Periodismo desde el centro del mundo

Participantes del Fospa reunidos en Rurrenabaque debaten sobre un plan para salvar a los humanos y a las demás especies del colapso climático. Foto: Archivo Fospa

El pequeño barco a motor se acerca lentamente a la orilla del Río Beni. Hay que tener cuidado al poner los pies en la arena y pisar el suelo humedecido por las recientes lluvias. Luego, un sendero conduce al centro de Carmen Florida, la aldea del pueblo Takana dentro de la Reserva de la Biosfera Pilón Lajas, en la Amazonia boliviana, donde nos encontramos ante un enorme césped verde rodeado de casas. Las nubes son un aliento para la comunidad que hace seis meses estaba rodeada de incendios esparcidos por la selva. En esas semanas en las que se acercó el fuego, faltó agua y comida. Los niños se intoxicaron con el humo. La escuela cerró. Ahora el camino está verde y el campo muestra señales de revivir, pero los cultivos todavía sufren porque la sequía no se acabó completamente. Un efecto más de la crisis climática.

El tiempo, que antes era más predecible, ahora se entiende poco. Si hoy hace falta lluvia, en el pasado, en dos ocasiones, hubo que reconstruir Carmen Florida en zonas más altas del territorio debido a las inundaciones. El Río Beni también está más turbio, describen los vecinos, contaminado por vestigios de proyectos de minería que se encuentran a pocas horas de distancia. Cerca de allí hay máquinas en la selva: el fantasma de otro delirio estatal, la construcción de dos megaproyectos hidroeléctricos, Chepete y El Bala, que pueden dejar varios pueblos —además de toda su historia— bajo el agua.
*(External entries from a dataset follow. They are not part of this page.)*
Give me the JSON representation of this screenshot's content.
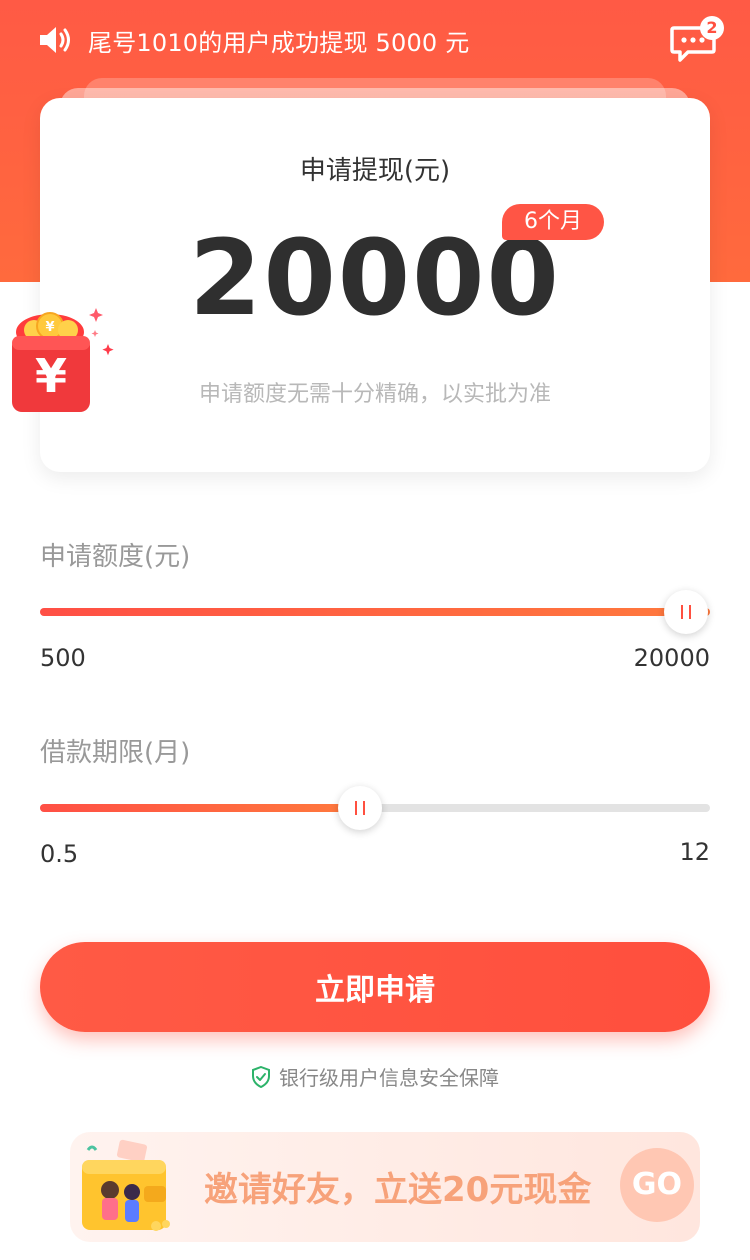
{
  "header": {
    "notice_text": "尾号1010的用户成功提现 5000 元",
    "speaker_icon": "speaker-icon",
    "message_icon": "chat-bubble-icon",
    "message_badge": "2"
  },
  "card": {
    "title": "申请提现(元)",
    "amount": "20000",
    "term_tag": "6个月",
    "hint": "申请额度无需十分精确，以实批为准"
  },
  "amount_slider": {
    "label": "申请额度(元)",
    "min_label": "500",
    "max_label": "20000",
    "min": 500,
    "max": 20000,
    "value": 20000
  },
  "term_slider": {
    "label": "借款期限(月)",
    "min_label": "0.5",
    "max_label": "12",
    "min": 0.5,
    "max": 12,
    "value": 6
  },
  "apply_button": "立即申请",
  "security_text": "银行级用户信息安全保障",
  "invite": {
    "text": "邀请好友，立送20元现金",
    "go_label": "GO"
  },
  "colors": {
    "primary": "#ff5545",
    "header": "#ff5a45",
    "secure_green": "#2db36a",
    "invite_text": "#f7a27a"
  }
}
Los planes del gobierno boliviano están paralizados por el momento, después de una intensa presión de la sociedad, incluida la de Carmen Florida. Sin embargo, el Estado no retrocedió oficialmente y el aparato que usan en el estudio de los proyectos sigue en la selva y acecha a los Indígenas.

El pueblo Carmen Florida, en la Amazonia boliviana (a la izq.), y (a la der.) el Río Beni en lenta recuperación de una sequía extrema. Fotos: Fospa

No muy lejos, en la provincia boliviana de Cordillera, la historia se repite. “Tenemos a las empresas mineras encima, a las petroleras encima. Luchamos contra un complejo de ocho represas y ahora además la extracción de litio [impulsada por los autos eléctricos]”, cuenta Lourdes Miranda, de la nación Guaraní. Entre los Kamëntšá Biÿá, en Colombia, las empresas mineras acosan a los habitantes mientras contaminan el Río, lo que sucede también en Surinam. Para los Waorani y los Sarayaku, en Ecuador, el terror es el petróleo. Y cualquiera de estas situaciones podría describir la angustia de diversos pueblos en Brasil.
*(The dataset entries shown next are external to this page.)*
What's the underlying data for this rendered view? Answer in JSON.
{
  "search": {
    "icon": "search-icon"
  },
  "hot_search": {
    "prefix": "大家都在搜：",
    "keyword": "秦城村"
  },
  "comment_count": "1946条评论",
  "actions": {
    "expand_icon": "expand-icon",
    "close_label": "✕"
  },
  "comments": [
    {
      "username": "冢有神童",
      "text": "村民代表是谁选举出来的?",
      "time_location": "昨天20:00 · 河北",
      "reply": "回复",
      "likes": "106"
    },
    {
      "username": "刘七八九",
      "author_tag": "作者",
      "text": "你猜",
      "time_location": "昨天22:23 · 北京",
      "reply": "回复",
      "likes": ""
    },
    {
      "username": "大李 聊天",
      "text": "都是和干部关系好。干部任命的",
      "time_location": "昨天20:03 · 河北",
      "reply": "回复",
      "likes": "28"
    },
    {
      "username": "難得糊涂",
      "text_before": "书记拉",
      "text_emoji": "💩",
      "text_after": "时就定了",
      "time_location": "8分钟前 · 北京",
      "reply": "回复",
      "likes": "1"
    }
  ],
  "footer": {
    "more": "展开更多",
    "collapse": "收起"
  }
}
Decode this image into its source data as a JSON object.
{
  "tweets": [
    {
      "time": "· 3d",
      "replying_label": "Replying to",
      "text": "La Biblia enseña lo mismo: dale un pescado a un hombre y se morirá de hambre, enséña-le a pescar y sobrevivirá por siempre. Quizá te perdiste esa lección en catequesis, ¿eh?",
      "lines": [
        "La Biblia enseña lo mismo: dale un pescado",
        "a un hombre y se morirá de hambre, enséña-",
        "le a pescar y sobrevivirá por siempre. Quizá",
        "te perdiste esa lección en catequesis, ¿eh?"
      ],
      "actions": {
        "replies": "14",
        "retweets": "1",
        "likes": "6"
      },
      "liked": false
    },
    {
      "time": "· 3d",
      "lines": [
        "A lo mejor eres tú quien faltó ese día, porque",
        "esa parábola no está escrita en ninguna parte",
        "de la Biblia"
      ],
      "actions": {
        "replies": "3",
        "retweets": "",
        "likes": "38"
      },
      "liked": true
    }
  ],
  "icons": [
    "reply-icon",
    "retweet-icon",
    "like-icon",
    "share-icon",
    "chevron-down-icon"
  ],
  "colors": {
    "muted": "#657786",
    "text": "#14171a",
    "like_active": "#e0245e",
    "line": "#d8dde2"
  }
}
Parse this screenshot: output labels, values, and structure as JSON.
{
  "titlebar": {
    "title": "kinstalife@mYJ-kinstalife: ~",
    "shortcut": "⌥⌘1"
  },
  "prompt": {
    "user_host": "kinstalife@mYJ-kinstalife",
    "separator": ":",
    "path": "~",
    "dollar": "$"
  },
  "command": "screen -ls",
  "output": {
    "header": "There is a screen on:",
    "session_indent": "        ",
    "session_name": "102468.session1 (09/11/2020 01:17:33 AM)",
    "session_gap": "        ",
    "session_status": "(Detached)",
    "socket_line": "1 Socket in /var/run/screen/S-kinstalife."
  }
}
En la Panamazonia, un conjunto de nueve países donde se extiende la selva tropical más grande del mundo, los dolores de sus pueblos son muchos y parecidos. Cada año ven y sienten que las temperaturas baten nuevos récords, las sequías provocan más incendios y las inundaciones invaden sus comunidades. Y saben que muchas de las causas que llevan a este colapso están ahí, en la destrucción que causan las actividades como la minería, la extracción de petróleo y las grandes obras estatales que se hacen en sus territorios —y que también afectan a sus cuerpos—. Pero estos dolores encuentran la lucha de quienes saben vivir como selva.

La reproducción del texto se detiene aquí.